Australian Stereotypes & Voices
A stereotype is widely held and fixed simple idea about a group of people or something. A stereotype is a generalisation of something, its an uneducated assumption that is made. For example, a stereotype of Australians is that all Australians eat vegemite. Another stereotype of Australians is that all Australians live by the beach. However, while some people do live by the beach and some Australians do eat vegemite it doesn't mean that everyone does. While Australia has beautiful beaches and people have beachfront houses but it isn't possible that everyone can live by the beach, a large percentage people actually live inland. Also, vegemite is an Australian product and is very common in Australia however while a lot of people like vegemite and eat it, a large percentage dislike it and wont eat it.
Another issue concerned with stereotypes is that it can be very damaging to groups or individuals. A group of people that have damaging stereotypes associated with them is 'homeless people'. When seeing homeless people, humanity assumes the worst. People believe that someone is homeless due to drugs, alcohol or gambling, however this may not be the case. Many people are homeless due to poverty, divorce and child abuse. This can be damaging because it is harder for them to get a job or get help because assume the worst and believe that they are criminals or lazy and are not worth helping.

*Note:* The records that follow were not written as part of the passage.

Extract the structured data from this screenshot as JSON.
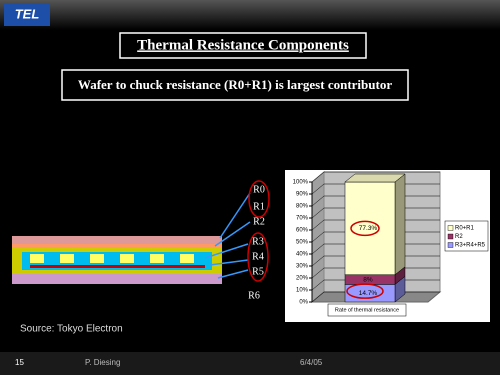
{
  "logo": "TEL",
  "title": "Thermal Resistance Components",
  "callout": "Wafer to chuck resistance (R0+R1) is largest contributor",
  "resistors": [
    "R0",
    "R1",
    "R2",
    "R3",
    "R4",
    "R5",
    "R6"
  ],
  "source": "Source: Tokyo Electron",
  "footer": {
    "page": "15",
    "author": "P. Diesing",
    "date": "6/4/05"
  },
  "chart_data": {
    "type": "stacked-bar",
    "categories": [
      "Rate of  thermal resistance"
    ],
    "series": [
      {
        "name": "R0+R1",
        "color": "#ffffcc",
        "values": [
          77.3
        ],
        "value_labels": [
          "77.3%"
        ]
      },
      {
        "name": "R2",
        "color": "#993366",
        "values": [
          8
        ],
        "value_labels": [
          "8%"
        ]
      },
      {
        "name": "R3+R4+R5",
        "color": "#9999ff",
        "values": [
          14.7
        ],
        "value_labels": [
          "14.7%"
        ]
      }
    ],
    "ylim": [
      0,
      100
    ],
    "yticks": [
      {
        "value": 0,
        "label": "0%"
      },
      {
        "value": 10,
        "label": "10%"
      },
      {
        "value": 20,
        "label": "20%"
      },
      {
        "value": 30,
        "label": "30%"
      },
      {
        "value": 40,
        "label": "40%"
      },
      {
        "value": 50,
        "label": "50%"
      },
      {
        "value": 60,
        "label": "60%"
      },
      {
        "value": 70,
        "label": "70%"
      },
      {
        "value": 80,
        "label": "80%"
      },
      {
        "value": 90,
        "label": "90%"
      },
      {
        "value": 100,
        "label": "100%"
      }
    ],
    "grid": true,
    "legend": "right"
  }
}
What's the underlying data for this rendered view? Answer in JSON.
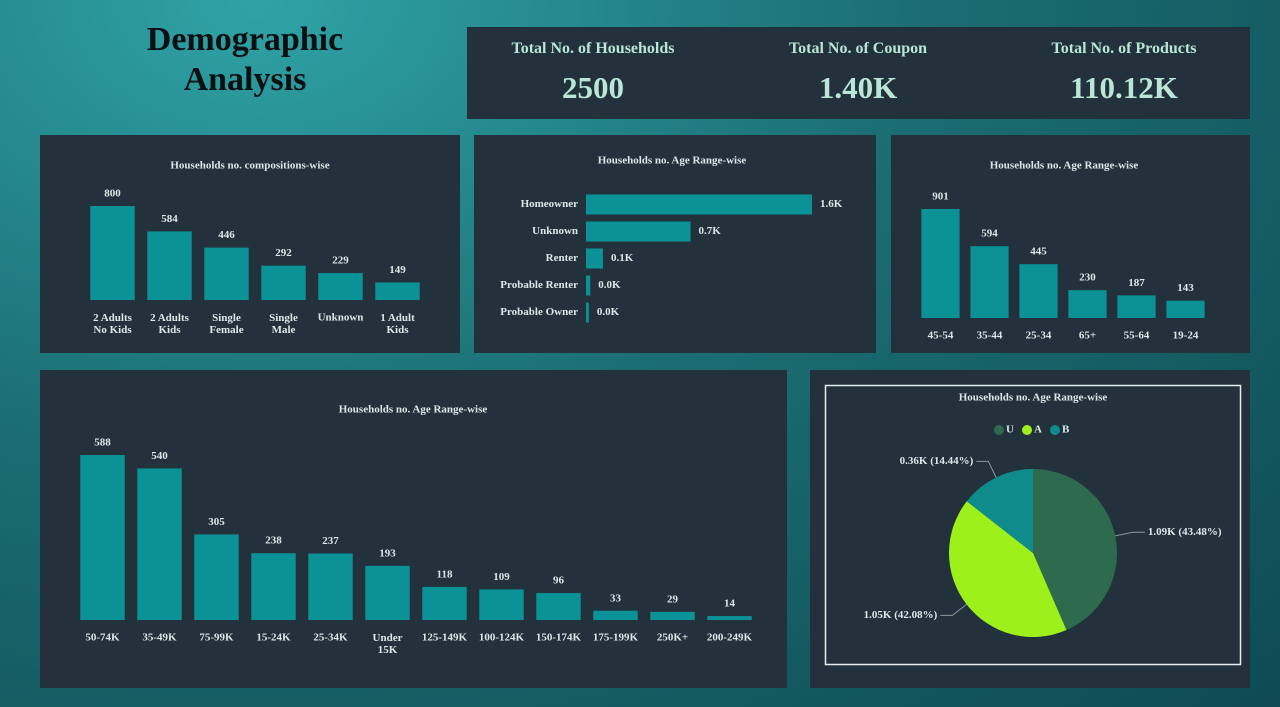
{
  "title": "Demographic Analysis",
  "kpis": [
    {
      "label": "Total No. of Households",
      "value": "2500"
    },
    {
      "label": "Total No. of Coupon",
      "value": "1.40K"
    },
    {
      "label": "Total No. of Products",
      "value": "110.12K"
    }
  ],
  "chart_data": [
    {
      "type": "bar",
      "title": "Households no. compositions-wise",
      "color": "#0b9297",
      "categories": [
        "2 Adults No Kids",
        "2 Adults Kids",
        "Single Female",
        "Single Male",
        "Unknown",
        "1 Adult Kids"
      ],
      "values": [
        800,
        584,
        446,
        292,
        229,
        149
      ]
    },
    {
      "type": "hbar",
      "title": "Households no. Age Range-wise",
      "color": "#0b9297",
      "categories": [
        "Homeowner",
        "Unknown",
        "Renter",
        "Probable Renter",
        "Probable Owner"
      ],
      "values": [
        1600,
        740,
        120,
        30,
        20
      ],
      "value_labels": [
        "1.6K",
        "0.7K",
        "0.1K",
        "0.0K",
        "0.0K"
      ]
    },
    {
      "type": "bar",
      "title": "Households no. Age Range-wise",
      "color": "#0b9297",
      "categories": [
        "45-54",
        "35-44",
        "25-34",
        "65+",
        "55-64",
        "19-24"
      ],
      "values": [
        901,
        594,
        445,
        230,
        187,
        143
      ]
    },
    {
      "type": "bar",
      "title": "Households no. Age Range-wise",
      "color": "#0b9297",
      "categories": [
        "50-74K",
        "35-49K",
        "75-99K",
        "15-24K",
        "25-34K",
        "Under 15K",
        "125-149K",
        "100-124K",
        "150-174K",
        "175-199K",
        "250K+",
        "200-249K"
      ],
      "values": [
        588,
        540,
        305,
        238,
        237,
        193,
        118,
        109,
        96,
        33,
        29,
        14
      ]
    },
    {
      "type": "pie",
      "title": "Households no. Age Range-wise",
      "legend": "top",
      "categories": [
        "U",
        "A",
        "B"
      ],
      "colors": [
        "#2e6a4e",
        "#9ef01a",
        "#0e8c8c"
      ],
      "values": [
        1087,
        1052,
        361
      ],
      "value_labels": [
        "1.09K (43.48%)",
        "1.05K (42.08%)",
        "0.36K (14.44%)"
      ]
    }
  ]
}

In Australia there is 3 main different accents. These three accents are:
- Cultivated Australian Accent: Spoken by 10% of the population. Usually used by women wanting to portray a feminine and sophisticated image. People who use this accent generally do this to seem more important or to have more power.

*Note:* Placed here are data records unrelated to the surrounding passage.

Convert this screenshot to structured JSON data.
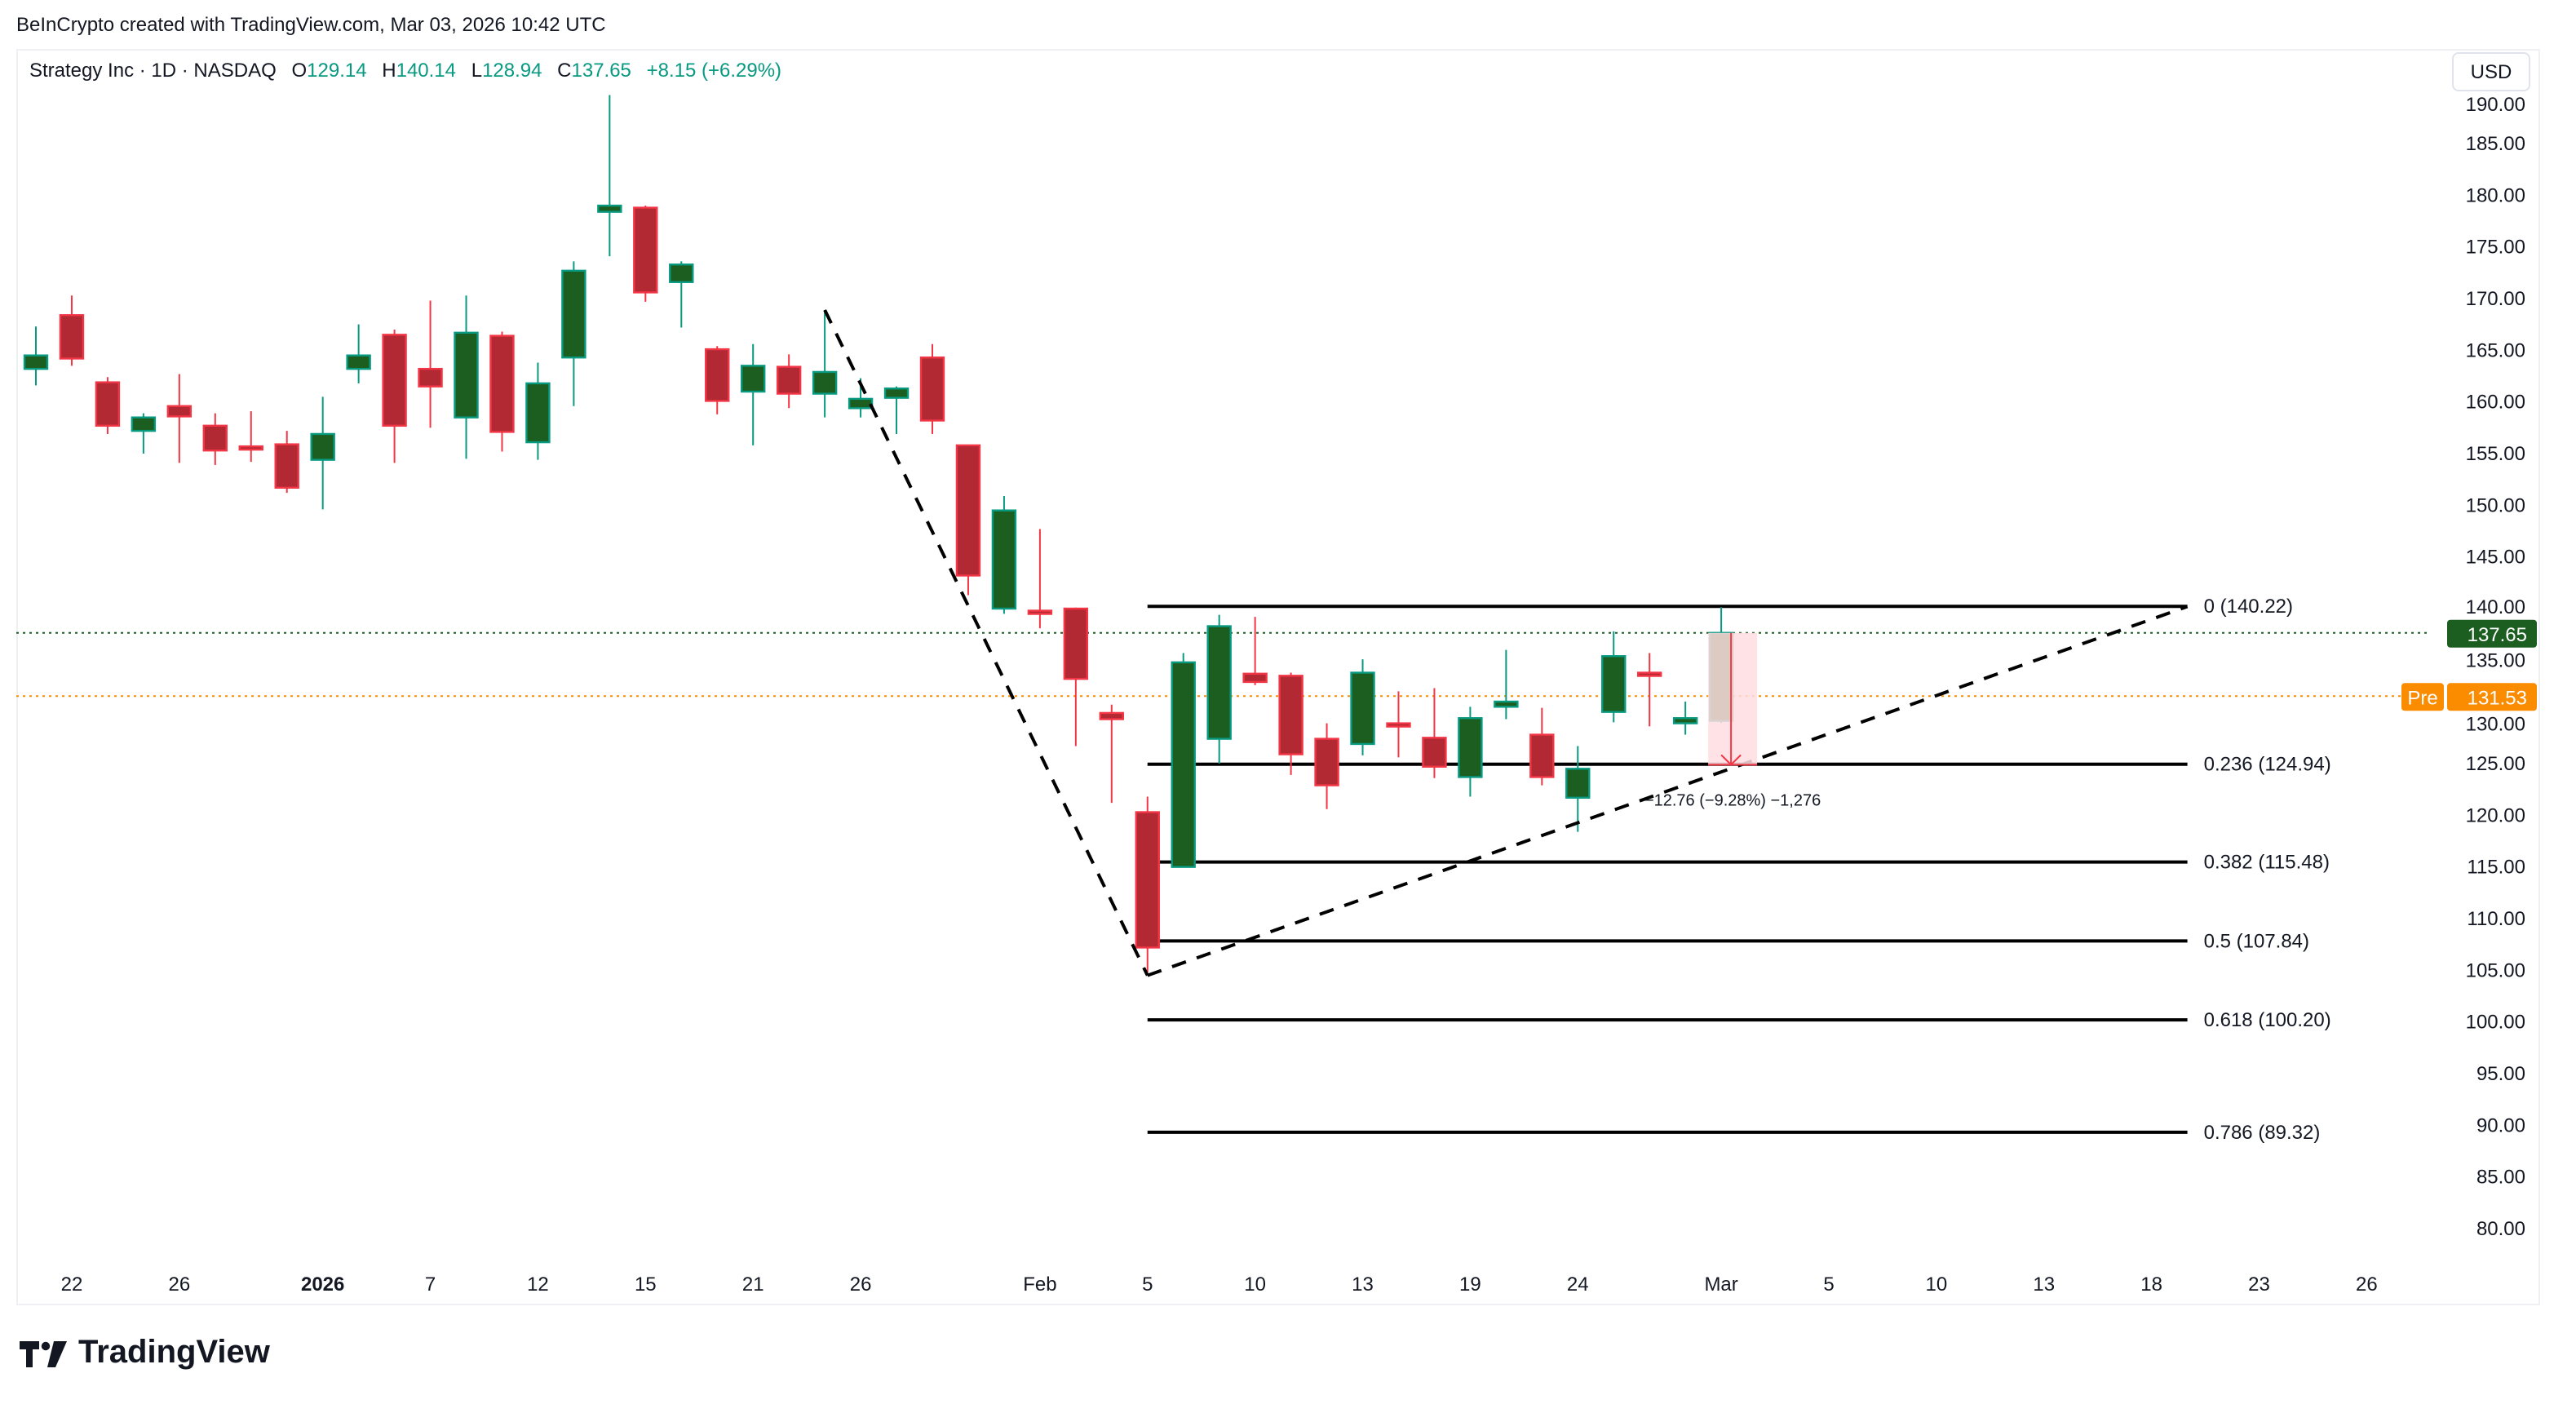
{
  "credit": "BeInCrypto created with TradingView.com, Mar 03, 2026 10:42 UTC",
  "legend": {
    "symbol": "Strategy Inc · 1D · NASDAQ",
    "o_label": "O",
    "o": "129.14",
    "h_label": "H",
    "h": "140.14",
    "l_label": "L",
    "l": "128.94",
    "c_label": "C",
    "c": "137.65",
    "change": "+8.15 (+6.29%)"
  },
  "currency_button": "USD",
  "logo_text": "TradingView",
  "colors": {
    "up_body": "#1b5e20",
    "up_border": "#089981",
    "down_body": "#b22833",
    "down_border": "#f23645",
    "last_price": "#1b5e20",
    "premarket": "#fb8c00",
    "measure": "#f23645",
    "measure_fill": "#ffdde0"
  },
  "chart_data": {
    "type": "candlestick",
    "ylim": [
      78,
      191
    ],
    "y_ticks": [
      "80.00",
      "85.00",
      "90.00",
      "95.00",
      "100.00",
      "105.00",
      "110.00",
      "115.00",
      "120.00",
      "125.00",
      "130.00",
      "135.00",
      "140.00",
      "145.00",
      "150.00",
      "155.00",
      "160.00",
      "165.00",
      "170.00",
      "175.00",
      "180.00",
      "185.00",
      "190.00"
    ],
    "x_ticks": [
      {
        "date": "2025-12-22",
        "label": "22"
      },
      {
        "date": "2025-12-26",
        "label": "26"
      },
      {
        "date": "2026-01-02",
        "label": "2026",
        "bold": true
      },
      {
        "date": "2026-01-07",
        "label": "7"
      },
      {
        "date": "2026-01-12",
        "label": "12"
      },
      {
        "date": "2026-01-15",
        "label": "15"
      },
      {
        "date": "2026-01-21",
        "label": "21"
      },
      {
        "date": "2026-01-26",
        "label": "26"
      },
      {
        "date": "2026-02-02",
        "label": "Feb"
      },
      {
        "date": "2026-02-05",
        "label": "5"
      },
      {
        "date": "2026-02-10",
        "label": "10"
      },
      {
        "date": "2026-02-13",
        "label": "13"
      },
      {
        "date": "2026-02-19",
        "label": "19"
      },
      {
        "date": "2026-02-24",
        "label": "24"
      },
      {
        "date": "2026-03-02",
        "label": "Mar"
      },
      {
        "date": "2026-03-05",
        "label": "5"
      },
      {
        "date": "2026-03-10",
        "label": "10"
      },
      {
        "date": "2026-03-13",
        "label": "13"
      },
      {
        "date": "2026-03-18",
        "label": "18"
      },
      {
        "date": "2026-03-23",
        "label": "23"
      },
      {
        "date": "2026-03-26",
        "label": "26"
      }
    ],
    "candles_columns": [
      "date",
      "open",
      "high",
      "low",
      "close"
    ],
    "candles": [
      [
        "2025-12-19",
        163.2,
        167.3,
        161.6,
        164.5
      ],
      [
        "2025-12-22",
        168.4,
        170.3,
        163.5,
        164.2
      ],
      [
        "2025-12-23",
        161.9,
        162.4,
        156.9,
        157.7
      ],
      [
        "2025-12-24",
        157.2,
        158.9,
        155.0,
        158.5
      ],
      [
        "2025-12-26",
        159.6,
        162.7,
        154.1,
        158.6
      ],
      [
        "2025-12-29",
        157.7,
        158.9,
        153.9,
        155.3
      ],
      [
        "2025-12-30",
        155.7,
        159.1,
        154.2,
        155.5
      ],
      [
        "2025-12-31",
        155.9,
        157.2,
        151.2,
        151.7
      ],
      [
        "2026-01-02",
        154.4,
        160.5,
        149.6,
        156.9
      ],
      [
        "2026-01-05",
        163.2,
        167.5,
        161.8,
        164.5
      ],
      [
        "2026-01-06",
        166.5,
        167.0,
        154.1,
        157.7
      ],
      [
        "2026-01-07",
        163.2,
        169.8,
        157.5,
        161.5
      ],
      [
        "2026-01-08",
        158.5,
        170.3,
        154.5,
        166.7
      ],
      [
        "2026-01-09",
        166.4,
        166.8,
        155.2,
        157.1
      ],
      [
        "2026-01-12",
        156.1,
        163.8,
        154.4,
        161.8
      ],
      [
        "2026-01-13",
        164.3,
        173.6,
        159.6,
        172.7
      ],
      [
        "2026-01-14",
        178.4,
        189.7,
        174.1,
        179.0
      ],
      [
        "2026-01-15",
        178.8,
        179.0,
        169.7,
        170.6
      ],
      [
        "2026-01-16",
        171.6,
        173.6,
        167.2,
        173.3
      ],
      [
        "2026-01-20",
        165.1,
        165.4,
        158.8,
        160.1
      ],
      [
        "2026-01-21",
        161.0,
        165.6,
        155.8,
        163.5
      ],
      [
        "2026-01-22",
        163.4,
        164.6,
        159.4,
        160.8
      ],
      [
        "2026-01-23",
        160.8,
        168.9,
        158.5,
        162.9
      ],
      [
        "2026-01-26",
        159.4,
        162.3,
        158.5,
        160.3
      ],
      [
        "2026-01-27",
        160.4,
        161.5,
        156.9,
        161.3
      ],
      [
        "2026-01-28",
        164.3,
        165.6,
        156.9,
        158.2
      ],
      [
        "2026-01-29",
        155.8,
        155.8,
        141.3,
        143.2
      ],
      [
        "2026-01-30",
        140.0,
        150.9,
        139.5,
        149.5
      ],
      [
        "2026-02-02",
        139.8,
        147.7,
        138.1,
        139.5
      ],
      [
        "2026-02-03",
        140.0,
        140.1,
        126.7,
        133.2
      ],
      [
        "2026-02-04",
        129.9,
        130.7,
        121.2,
        129.3
      ],
      [
        "2026-02-05",
        120.3,
        121.8,
        104.8,
        107.2
      ],
      [
        "2026-02-06",
        115.0,
        135.7,
        115.0,
        134.8
      ],
      [
        "2026-02-09",
        127.4,
        139.4,
        125.0,
        138.3
      ],
      [
        "2026-02-10",
        133.7,
        139.2,
        132.6,
        132.9
      ],
      [
        "2026-02-11",
        133.5,
        133.8,
        123.9,
        125.9
      ],
      [
        "2026-02-12",
        127.4,
        128.9,
        120.6,
        122.9
      ],
      [
        "2026-02-13",
        126.9,
        135.1,
        125.8,
        133.8
      ],
      [
        "2026-02-17",
        128.9,
        132.0,
        125.6,
        128.6
      ],
      [
        "2026-02-18",
        127.5,
        132.3,
        123.6,
        124.7
      ],
      [
        "2026-02-19",
        123.7,
        130.5,
        121.8,
        129.4
      ],
      [
        "2026-02-20",
        130.5,
        136.0,
        129.3,
        131.0
      ],
      [
        "2026-02-23",
        127.8,
        130.4,
        122.9,
        123.7
      ],
      [
        "2026-02-24",
        121.7,
        126.7,
        118.4,
        124.5
      ],
      [
        "2026-02-25",
        130.0,
        137.8,
        129.0,
        135.4
      ],
      [
        "2026-02-26",
        133.8,
        135.7,
        128.6,
        133.6
      ],
      [
        "2026-02-27",
        128.9,
        131.0,
        127.8,
        129.4
      ],
      [
        "2026-03-02",
        129.14,
        140.14,
        128.94,
        137.65
      ]
    ],
    "last_price": {
      "value": 137.65,
      "label": "137.65"
    },
    "premarket": {
      "value": 131.53,
      "label": "131.53",
      "tag": "Pre"
    },
    "fib_retracement": {
      "start_date": "2026-02-05",
      "end_date": "2026-03-19",
      "levels": [
        {
          "ratio": 0,
          "price": 140.22,
          "label": "0 (140.22)"
        },
        {
          "ratio": 0.236,
          "price": 124.94,
          "label": "0.236 (124.94)"
        },
        {
          "ratio": 0.382,
          "price": 115.48,
          "label": "0.382 (115.48)"
        },
        {
          "ratio": 0.5,
          "price": 107.84,
          "label": "0.5 (107.84)"
        },
        {
          "ratio": 0.618,
          "price": 100.2,
          "label": "0.618 (100.20)"
        },
        {
          "ratio": 0.786,
          "price": 89.32,
          "label": "0.786 (89.32)"
        }
      ]
    },
    "trend_lines": [
      {
        "from": {
          "date": "2026-01-23",
          "price": 168.9
        },
        "to": {
          "date": "2026-02-05",
          "price": 104.5
        },
        "style": "dashed"
      },
      {
        "from": {
          "date": "2026-02-05",
          "price": 104.5
        },
        "to": {
          "date": "2026-03-19",
          "price": 140.2
        },
        "style": "dashed"
      }
    ],
    "measure": {
      "from_date": "2026-03-02",
      "to_date": "2026-03-03",
      "from_price": 137.65,
      "to_price": 124.89,
      "label": "−12.76 (−9.28%) −1,276"
    }
  }
}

- General Australian Accent: Spoken by 80% of the population. This accent is a mix between cultivated and broad Australian accent.
- Broad Australian Accent: Spoken by 10% of the population. It is generally associated with Australian masculinity. The accent has a great deal of cultural credibility, however is not generally spoken by women.
I believe that I have a general Australian accent. In a way I believe that it shows that I am a typical Australian.